Now, like all programmers who love what they do, I have an urge to reduce the amount of drudgery and repetitive work in my life with automation ;). In addition, we both felt that a free tool to do such a transliteration would be useful for those who work in this field. And so, we decided to work on a website to convert from Devanagari (Hindi & Marathi) to Bharati Braille.

Now, after tons of research and design/coding work, we are proud to announce the first release of our Devanagari to Bharati Braille converter! You can read more about the converter here, and download the source code on Github.

If you know anyone who might find this useful, please tell them about it!

Thursday, December 6, 2012

Recording VoIP calls using pulseaudio and avconv

For ages, I've wanted an option in Skype or Empathy to record my video and voice calls1. Text is logged constantly because it doesn't cost much in the form of resources, but voice and video are harder.

In lieu of integrated support inside Empathy, and also because I mostly use Skype (for various reasons), the workaround I have is to do an X11 screen grab and encode it to a file.

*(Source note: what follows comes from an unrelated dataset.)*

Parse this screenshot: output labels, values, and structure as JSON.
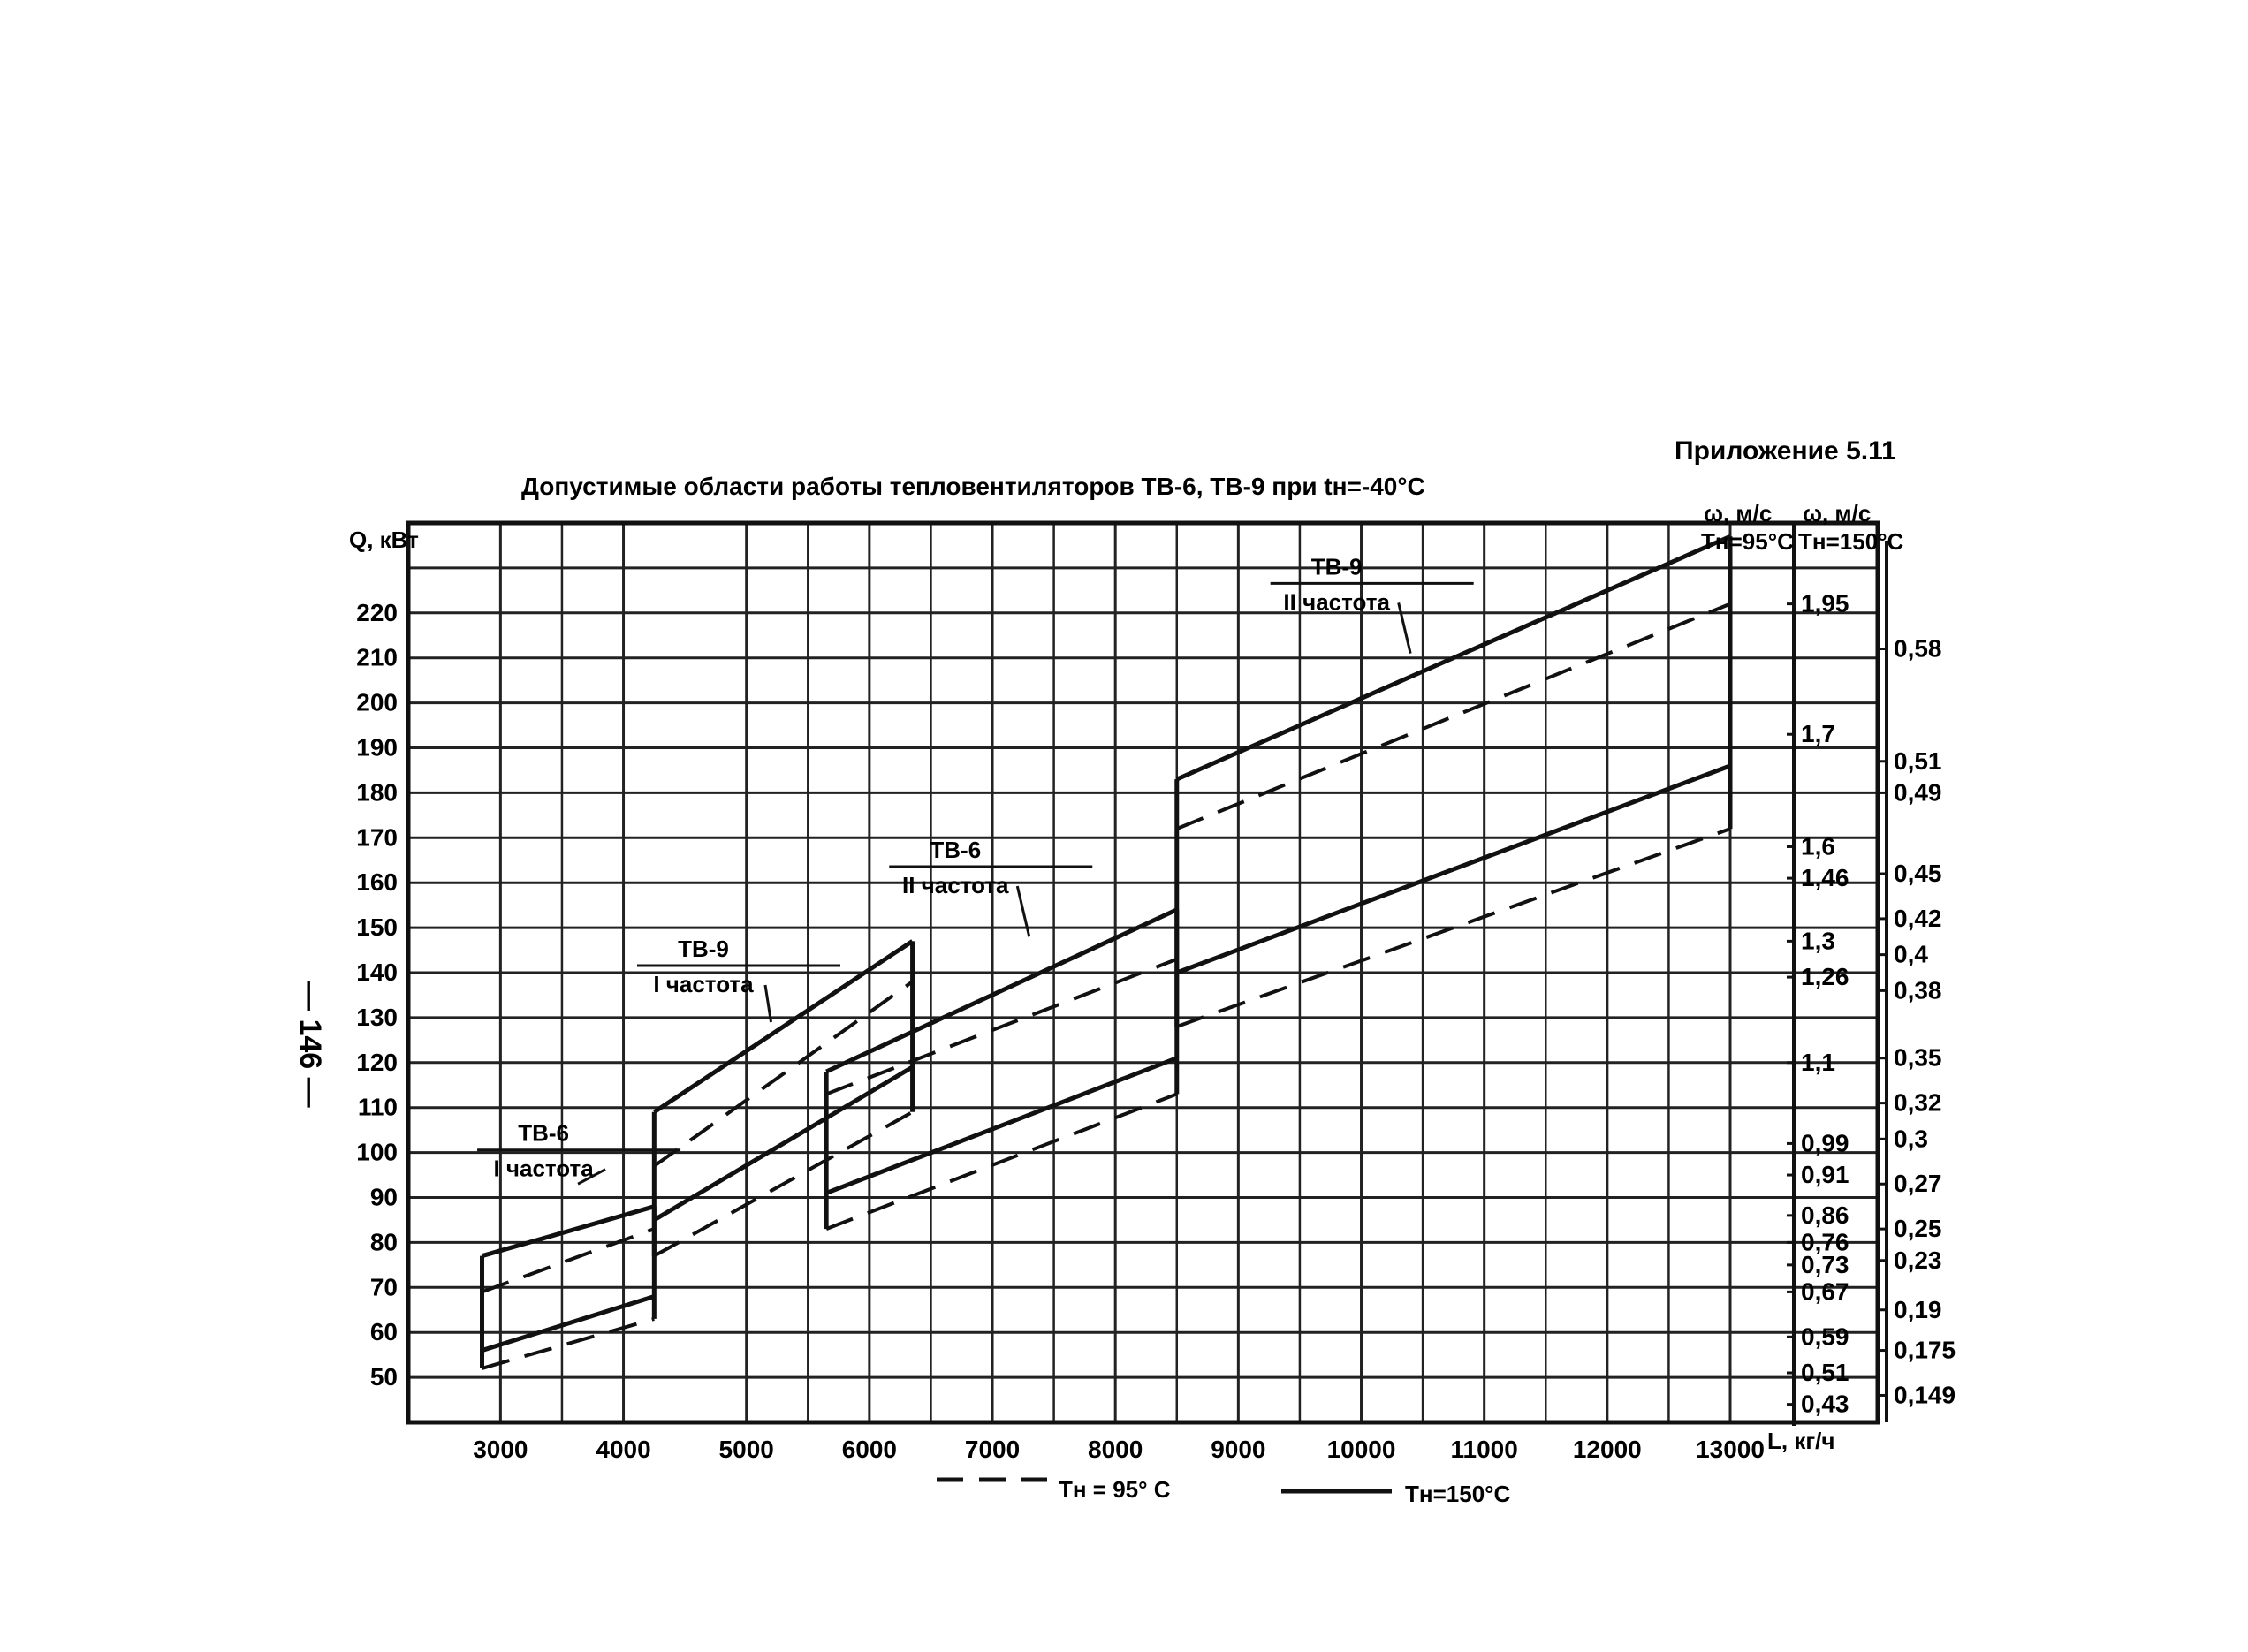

This is not hard at all. A cursory glance at the man page of avconv will tell you how to do it:

avconv -s:v [screen-size] -f x11grab -i "$DISPLAY" output_file.mkv

[screen-size] is in the form of 1366x768 (Width x Height), etc, and you can extend this to record audio by passing the -f pulse -i default flags to avconv2but that's not quite right, is it? Those flags will only record your own voice! You want to record both your own voice and the voices of the people you're talking to. As far as I know, avconv cannot record from multiple audio sources, and hence we must use Pulseaudio to combine all the voices into a single audio source!

As a side note, I really love Pulseaudio for the very flexible way in which you can manipulate audio streams. I'm baffled by the prevailing sense of dislike that people have towards it! The level of script-level control you get with Pulseaudio is unparallelled compared to any other general-purpose audio server3. One would expect geeks to like such a tool—especially since all the old bugs with it are now fixed.

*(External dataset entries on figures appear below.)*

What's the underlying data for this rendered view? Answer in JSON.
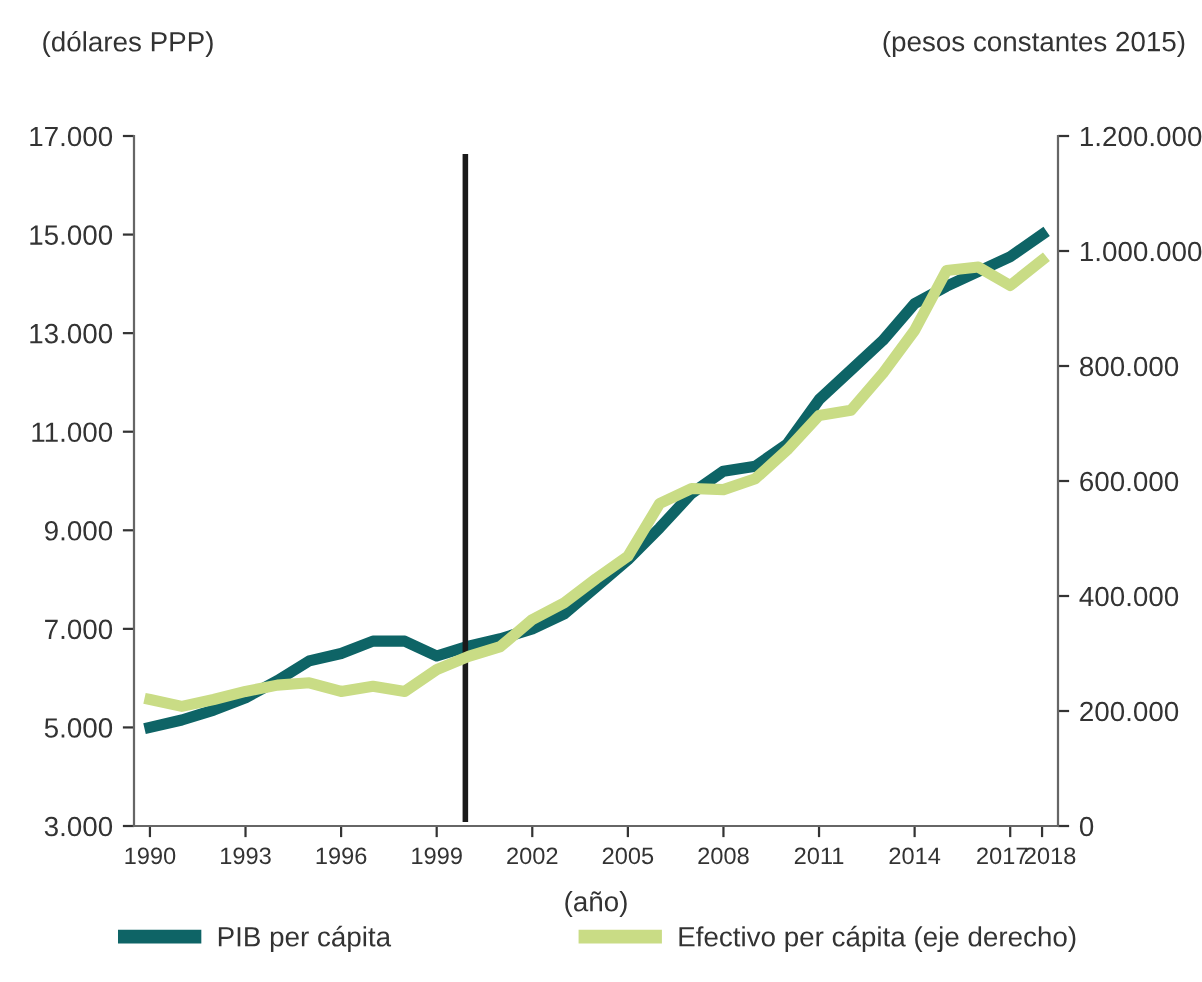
{
  "chart_data": {
    "type": "line",
    "ylabel": "(dólares PPP)",
    "y2label": "(pesos constantes 2015)",
    "xlabel": "(año)",
    "x": [
      1990,
      1991,
      1992,
      1993,
      1994,
      1995,
      1996,
      1997,
      1998,
      1999,
      2000,
      2001,
      2002,
      2003,
      2004,
      2005,
      2006,
      2007,
      2008,
      2009,
      2010,
      2011,
      2012,
      2013,
      2014,
      2015,
      2016,
      2017,
      2018
    ],
    "series": [
      {
        "name": "PIB per cápita",
        "color": "#0e6466",
        "values": [
          5000,
          5150,
          5350,
          5600,
          5950,
          6350,
          6500,
          6750,
          6750,
          6450,
          6650,
          6800,
          7000,
          7300,
          7850,
          8400,
          9050,
          9750,
          10200,
          10300,
          10750,
          11650,
          12250,
          12850,
          13600,
          13950,
          14250,
          14550,
          15000
        ]
      },
      {
        "name": "Efectivo per cápita (eje derecho)",
        "color": "#c9dc85",
        "axis": "y2",
        "values": [
          220000,
          208000,
          220000,
          234000,
          245000,
          249000,
          234000,
          243000,
          234000,
          272000,
          295000,
          312000,
          359000,
          388000,
          430000,
          469000,
          561000,
          587000,
          585000,
          604000,
          654000,
          714000,
          723000,
          787000,
          862000,
          966000,
          972000,
          940000,
          984000
        ]
      }
    ],
    "xlim": [
      1989.5,
      2018.5
    ],
    "xticks": [
      1990,
      1993,
      1996,
      1999,
      2002,
      2005,
      2008,
      2011,
      2014,
      2017,
      2018
    ],
    "ylim": [
      3000,
      17000
    ],
    "yticks": [
      {
        "value": 3000,
        "label": "3.000"
      },
      {
        "value": 5000,
        "label": "5.000"
      },
      {
        "value": 7000,
        "label": "7.000"
      },
      {
        "value": 9000,
        "label": "9.000"
      },
      {
        "value": 11000,
        "label": "11.000"
      },
      {
        "value": 13000,
        "label": "13.000"
      },
      {
        "value": 15000,
        "label": "15.000"
      },
      {
        "value": 17000,
        "label": "17.000"
      }
    ],
    "y2lim": [
      0,
      1200000
    ],
    "y2ticks": [
      0,
      {
        "value": 200000,
        "label": "200.000"
      },
      {
        "value": 400000,
        "label": "400.000"
      },
      {
        "value": 600000,
        "label": "600.000"
      },
      {
        "value": 800000,
        "label": "800.000"
      },
      {
        "value": 1000000,
        "label": "1.000.000"
      },
      {
        "value": 1200000,
        "label": "1.200.000"
      }
    ],
    "ref_lines": [
      {
        "axis": "x",
        "value": 1999.9,
        "color": "#1a1a1a"
      }
    ],
    "grid": false,
    "legend": "bottom",
    "marker": "none",
    "line_style": "solid"
  }
}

So, the aim is to take my voice coming in through the microphone, and the voices of everyone else coming out of my speakers, and mix them into one audio stream which can be passed to avconv, and encoded into the video file. In technical terms, the voice coming in from the microphone is exposed as an audio source, and the audio for the speakers is going to an audio sink. Pulseaudio allows applications to listen to the audio going into a sink through a monitor source. So in effect, every sink also has a source attached to it. This will be very useful in just a minute.

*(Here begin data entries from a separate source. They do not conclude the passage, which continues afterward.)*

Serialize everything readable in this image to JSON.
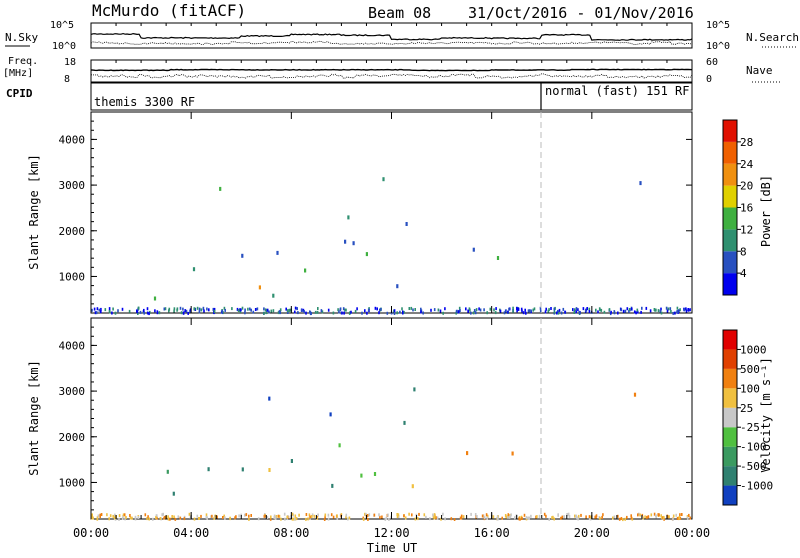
{
  "header": {
    "station": "McMurdo (fitACF)",
    "beam": "Beam 08",
    "dates": "31/Oct/2016 - 01/Nov/2016"
  },
  "top_panels": {
    "nsky_label": "N.Sky",
    "nsky_ticks": [
      "10^5",
      "10^0"
    ],
    "nsearch_label": "N.Search",
    "nsearch_ticks": [
      "10^5",
      "10^0"
    ],
    "freq_label_1": "Freq.",
    "freq_label_2": "[MHz]",
    "freq_ticks": [
      "18",
      "8"
    ],
    "nave_label": "Nave",
    "nave_ticks": [
      "60",
      "0"
    ],
    "cpid_label": "CPID",
    "modes": [
      "themis 3300 RF",
      "normal (fast) 151 RF"
    ]
  },
  "chart_data": [
    {
      "type": "heatmap",
      "name": "power",
      "ylabel": "Slant Range [km]",
      "yticks": [
        1000,
        2000,
        3000,
        4000
      ],
      "ylim": [
        200,
        4600
      ],
      "colorbar_label": "Power [dB]",
      "colorbar_ticks": [
        "28",
        "24",
        "20",
        "16",
        "12",
        "8",
        "4"
      ],
      "colors": [
        "#0000ee",
        "#2850c0",
        "#2f9070",
        "#3fb040",
        "#e0d000",
        "#f09010",
        "#f06000",
        "#e01000"
      ]
    },
    {
      "type": "heatmap",
      "name": "velocity",
      "ylabel": "Slant Range [km]",
      "xlabel": "Time UT",
      "xticks": [
        "00:00",
        "04:00",
        "08:00",
        "12:00",
        "16:00",
        "20:00",
        "00:00"
      ],
      "yticks": [
        1000,
        2000,
        3000,
        4000
      ],
      "ylim": [
        200,
        4600
      ],
      "colorbar_label": "Velocity [m s⁻¹]",
      "colorbar_ticks": [
        "1000",
        "500",
        "100",
        "25",
        "-25",
        "-100",
        "-500",
        "-1000"
      ],
      "colors": [
        "#1040c0",
        "#2f8070",
        "#3a9a60",
        "#50c040",
        "#c8c8c8",
        "#f0c040",
        "#f08010",
        "#e04000",
        "#e00000"
      ]
    }
  ]
}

The work now boils down to combining two sources together into one single source for avconv. Now, apparently, there's a Pulseaudio module to combine sinks but there isn't any in-built module to combine sources. So we route both the sources to a module-null-sink, and then monitor it! That's it.

pactl load-module module-null-sink sink_name=combined
pactl load-module module-loopback sink=combined source=[voip-source-id]
pactl load-module module-loopback sink=combined source=[mic-source-id]
avconv -s:v [screen-size" -f x11grab -i "$DISPLAY" -f pulse -i combined.monitor output_file.mkv

Here's a script that does this and more (it also does auto setup and cleanup). Run it, and it should Just Work™.


1. It goes without saying that doing so is a breach of the general expectation of privacy, and must be done with the consent of all parties involved. In some countries, not getting consent may even be illegal.
2. If you don't use Pulseaudio, see the man page of avconv for other options, and stop reading now. The cool stuff requires Pulseaudio. :)
3. I don't count JACK as a general-purpose audio system. It's specialized for a unique pro-audio use case.